Dear United: It Didn’t Have To Be This Way

Last summer I had a Delta flight out of La Guardia bound for Detroit. It was a Saturday morning and the airport was swarming with passengers, the gate area for my flight was like a mosh pit. As we approached the time to board, a gate agent announced that the flight was oversold by seven passengers. An audible groan rippled through the waiting area as we all clutched our boarding passes and jockeyed further for position in the boarding process. This was not going to be easy.

The Delta / traveler negotiation process began when the agent offered the usual $400 travel voucher for anyone willing to take a later flight. In a delightful New York accent, a lady standing beside me smirked, “They’ll pay more.” Sure enough, moments later the announcement came that a $500 voucher was now available to any travelers with flexible travel plans. I smiled as I acknowledged the prophetic power of my fellow traveler. As my plans did not feel flexible, I gratefully made my way onto the plane.
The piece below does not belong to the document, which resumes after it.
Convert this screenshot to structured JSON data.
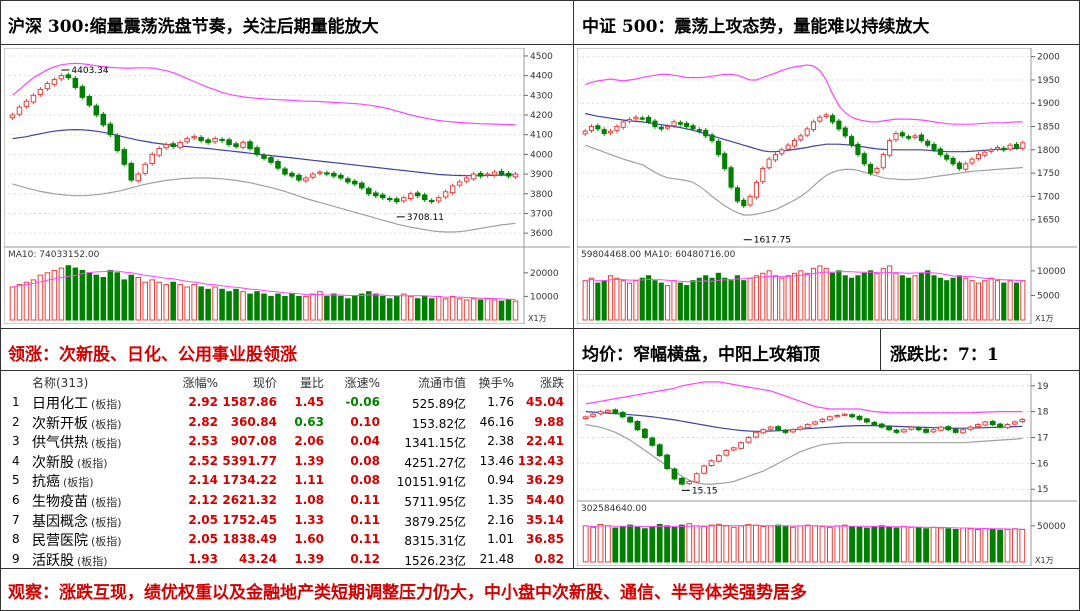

After the plane was fully loaded, with the last few passengers jamming bags into the overhead bins, a voice rang out over the airplane announcement system that Delta still needed one more passenger to give up their seat. This time, however, they had upped the ante. For one more traveler willing to give up their seat on this flight, the offer was now $1,300!

Before the announcer had released the button on her microphone, a loud whoop rang out from the bulkhead row of the economy cabin. A young woman jumped from her seat and in one smooth motion grabbed her duffle bag from the overhead bin and bolted off the plane, howling with delight the entire way back up the jetway. A chorus of applause and laughter broke out in the cabin as we all celebrated this woman’s quick decision-making and resulting good fortune. We were all happy for her.

In light of United’s fiasco last week I can’t help but imagine how things could have turned out differently for them. How much cheaper it would have been for them to simply buy their way out of their oversold situation. The cost of a few travel vouchers — even at a few thousand dollars a piece — would pale in the face of the damage done to their reputation and their brand. Not to mention, the inevitable law suits. As United likes to say in their safety announcements, we all have a choice when we fly. Guess what my preferred airline is?